The mastermind behind last Friday's merciless atrocities that saw 129 people murdered and over 350 people injured, was killed during a fierce seven-hour gun battle with police in Saint-Denis.

Elite police stormed the secret hideout of Islamic State terror boss Abdelhamid Abaaoud (28) in the quiet Parisian suburb close to the Stade De France stadium where his associates had blown themselves up just days before.

Yesterday, in a sheer act of defiance, thousands gathered beneath the shadow of France's national stadium where IS terrorists had detonated their suicide vests.

Led by the Mayor of Saint Denis, Didier Paillard, and the Mayor of Paris, Anne Hidalgo, locals came out in force to show they "will not be afraid."

Some 34 police buses lined the avenue behind the Stade De France where heavily armed security personnel almost outnumbered civilians.

Despite a ban on public rallies and meetings by French President Francois Hollande the people of Paris defiantly sent a message to those who had "changed their city forever."

"Paris is a different place now; it has changed forever. We have been wounded but we won't die," said Saint-Denis woman Maria LeBon.

Clutching a single white rose, Ms LeBon said that it was time to claim back the streets of the capital.

"We are all here tonight; we are all showing our roses. This is a symbol of beauty and purity.

"This is to show what Paris once was and what it will be again," she said.

"We will not be afraid. These men lived close to me. All the time they were hatching this evil scheme under our noses.

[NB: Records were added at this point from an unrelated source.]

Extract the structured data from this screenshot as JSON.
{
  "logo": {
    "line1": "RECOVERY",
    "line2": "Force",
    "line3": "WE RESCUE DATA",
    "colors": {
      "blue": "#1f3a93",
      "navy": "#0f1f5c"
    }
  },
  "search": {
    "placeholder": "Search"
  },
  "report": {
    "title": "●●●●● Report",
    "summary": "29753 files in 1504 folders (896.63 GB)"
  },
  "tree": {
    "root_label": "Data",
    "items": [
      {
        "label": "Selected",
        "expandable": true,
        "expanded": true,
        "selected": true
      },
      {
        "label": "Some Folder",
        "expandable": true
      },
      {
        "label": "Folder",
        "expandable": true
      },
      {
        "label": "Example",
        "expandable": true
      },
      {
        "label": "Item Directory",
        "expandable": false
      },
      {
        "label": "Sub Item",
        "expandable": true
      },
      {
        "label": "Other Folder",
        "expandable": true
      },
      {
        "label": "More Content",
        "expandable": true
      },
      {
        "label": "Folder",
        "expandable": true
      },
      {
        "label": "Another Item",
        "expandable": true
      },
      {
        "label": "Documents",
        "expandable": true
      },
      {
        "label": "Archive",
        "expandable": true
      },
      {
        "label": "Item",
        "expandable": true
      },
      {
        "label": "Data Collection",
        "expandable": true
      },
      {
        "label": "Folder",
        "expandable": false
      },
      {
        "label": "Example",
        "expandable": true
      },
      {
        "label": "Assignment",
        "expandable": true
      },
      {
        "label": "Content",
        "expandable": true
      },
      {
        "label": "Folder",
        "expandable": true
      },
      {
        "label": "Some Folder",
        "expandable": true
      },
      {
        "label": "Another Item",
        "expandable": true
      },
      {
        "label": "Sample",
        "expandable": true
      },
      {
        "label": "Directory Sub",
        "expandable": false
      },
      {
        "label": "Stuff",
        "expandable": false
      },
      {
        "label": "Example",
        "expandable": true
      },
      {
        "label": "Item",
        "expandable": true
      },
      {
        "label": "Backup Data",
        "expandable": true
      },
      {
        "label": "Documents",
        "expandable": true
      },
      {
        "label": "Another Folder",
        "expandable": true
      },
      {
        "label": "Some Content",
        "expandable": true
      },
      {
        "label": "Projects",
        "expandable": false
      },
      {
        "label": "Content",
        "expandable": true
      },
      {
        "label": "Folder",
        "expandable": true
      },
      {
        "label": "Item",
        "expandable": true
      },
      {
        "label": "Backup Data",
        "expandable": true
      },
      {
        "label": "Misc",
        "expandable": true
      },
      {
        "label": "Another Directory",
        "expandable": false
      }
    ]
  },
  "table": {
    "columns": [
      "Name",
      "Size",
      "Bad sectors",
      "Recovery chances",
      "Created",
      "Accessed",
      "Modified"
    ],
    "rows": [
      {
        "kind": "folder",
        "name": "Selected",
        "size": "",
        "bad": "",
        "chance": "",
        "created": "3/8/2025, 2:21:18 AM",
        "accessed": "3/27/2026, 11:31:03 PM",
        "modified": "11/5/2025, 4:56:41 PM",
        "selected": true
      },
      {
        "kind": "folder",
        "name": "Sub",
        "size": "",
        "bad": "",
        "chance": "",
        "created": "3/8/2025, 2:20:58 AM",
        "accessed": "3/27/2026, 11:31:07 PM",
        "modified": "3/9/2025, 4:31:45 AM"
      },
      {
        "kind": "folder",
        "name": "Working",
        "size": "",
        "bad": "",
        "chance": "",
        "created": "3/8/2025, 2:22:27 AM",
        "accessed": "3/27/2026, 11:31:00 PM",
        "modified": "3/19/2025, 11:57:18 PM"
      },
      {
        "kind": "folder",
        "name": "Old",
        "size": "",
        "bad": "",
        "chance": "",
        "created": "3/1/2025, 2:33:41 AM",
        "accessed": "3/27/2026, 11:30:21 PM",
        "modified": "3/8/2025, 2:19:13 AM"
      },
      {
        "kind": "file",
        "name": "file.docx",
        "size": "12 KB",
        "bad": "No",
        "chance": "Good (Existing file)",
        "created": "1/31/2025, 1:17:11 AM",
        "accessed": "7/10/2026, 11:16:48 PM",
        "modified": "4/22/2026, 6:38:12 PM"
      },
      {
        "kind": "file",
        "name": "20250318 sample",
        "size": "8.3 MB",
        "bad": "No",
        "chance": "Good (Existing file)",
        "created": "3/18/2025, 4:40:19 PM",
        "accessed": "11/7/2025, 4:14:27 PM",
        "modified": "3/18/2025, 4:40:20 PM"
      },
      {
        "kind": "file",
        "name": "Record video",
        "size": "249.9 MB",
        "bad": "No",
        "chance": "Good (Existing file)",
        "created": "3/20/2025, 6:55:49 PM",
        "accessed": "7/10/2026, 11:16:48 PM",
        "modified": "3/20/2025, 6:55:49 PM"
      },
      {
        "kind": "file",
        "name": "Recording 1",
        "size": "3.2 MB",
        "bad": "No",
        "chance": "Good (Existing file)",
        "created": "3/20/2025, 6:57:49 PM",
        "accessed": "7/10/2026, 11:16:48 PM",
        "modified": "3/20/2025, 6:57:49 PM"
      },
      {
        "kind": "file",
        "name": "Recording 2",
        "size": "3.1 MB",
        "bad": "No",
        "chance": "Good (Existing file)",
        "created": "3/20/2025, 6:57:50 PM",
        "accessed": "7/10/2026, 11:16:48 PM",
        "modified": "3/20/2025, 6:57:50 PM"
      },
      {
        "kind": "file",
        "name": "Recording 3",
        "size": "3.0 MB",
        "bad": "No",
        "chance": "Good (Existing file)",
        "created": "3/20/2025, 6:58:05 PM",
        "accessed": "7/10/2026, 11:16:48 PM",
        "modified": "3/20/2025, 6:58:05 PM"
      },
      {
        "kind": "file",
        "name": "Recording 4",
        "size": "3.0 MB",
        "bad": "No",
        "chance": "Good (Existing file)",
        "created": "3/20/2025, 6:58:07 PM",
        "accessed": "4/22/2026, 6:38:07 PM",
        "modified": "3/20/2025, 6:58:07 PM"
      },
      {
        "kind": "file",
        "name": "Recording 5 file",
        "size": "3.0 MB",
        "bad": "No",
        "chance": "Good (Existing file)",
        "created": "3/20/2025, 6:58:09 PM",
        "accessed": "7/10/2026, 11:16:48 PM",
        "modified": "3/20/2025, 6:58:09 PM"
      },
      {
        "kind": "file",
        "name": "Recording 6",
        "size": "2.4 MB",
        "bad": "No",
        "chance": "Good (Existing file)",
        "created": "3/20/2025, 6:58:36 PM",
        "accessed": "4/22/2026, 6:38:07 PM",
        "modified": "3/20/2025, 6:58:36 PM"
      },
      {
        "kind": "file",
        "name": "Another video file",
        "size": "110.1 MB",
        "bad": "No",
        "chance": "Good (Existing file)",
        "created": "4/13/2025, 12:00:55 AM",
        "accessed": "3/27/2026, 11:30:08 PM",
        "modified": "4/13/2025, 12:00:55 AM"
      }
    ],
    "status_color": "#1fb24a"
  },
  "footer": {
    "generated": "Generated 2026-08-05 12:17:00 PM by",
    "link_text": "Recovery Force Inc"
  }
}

"We will show them. We will reclaim our streets.

"Our fear is they will hit a shopping mall now close to our Christmas celebrations. But we will not let that stop us buying gifts for our children," she added.

The mood in, La Défense, the city's main business district, was on a knife-edge yesterday after Paris prosecutor Francois Molins revealed the main financial hub of the city was a target for future attacks.

Standing agaomst the backdrop of glistening glass skyscrapers, UK businessman Colin Benn said he felt nervous when travelling on the Metro.

"I spend about two weeks a month here and I arrived yesterday. The mood here is very different knowing we could be just days away from an attack," he said.

"People are definitely nervous. I even got off the Metro today after I saw a guy I didn't like the look of.

"People are definitely nervous. It is all anyone is talking about," he said.

Ines Badra (21) said she was also nervous about using the Metro while travelling to work, fearing an attack.

"Thousands and thousands of people work here. As you can see from all the sky scrapers, some of the biggest companies in the world come here. We also have a big university here. An attack like the ones in the 11th and 10th districts would obviously be devastating," said the young office worker.

"Travelling to work today was so stressful. Everyone on the Metro and busses are so nervous.

"It is terrible. Paris was just slowly starting to get back to normal. And now the fear level has risen again," she added.

Sergio Mensah said he was going out of his way to avoid public transport and gatherings in public places.

Speaking just around the corner from the old Charlie Hebdo office were 12 people were killed in January, he said he has become accustomed to living in fear.

"This is something you get used to," he said. "My school is here beside where the cartoonists of Charlie Hebdo used to draw. As you can see, this area was never the same again. The streets are quiet. There is no life. Paris will never be the same again."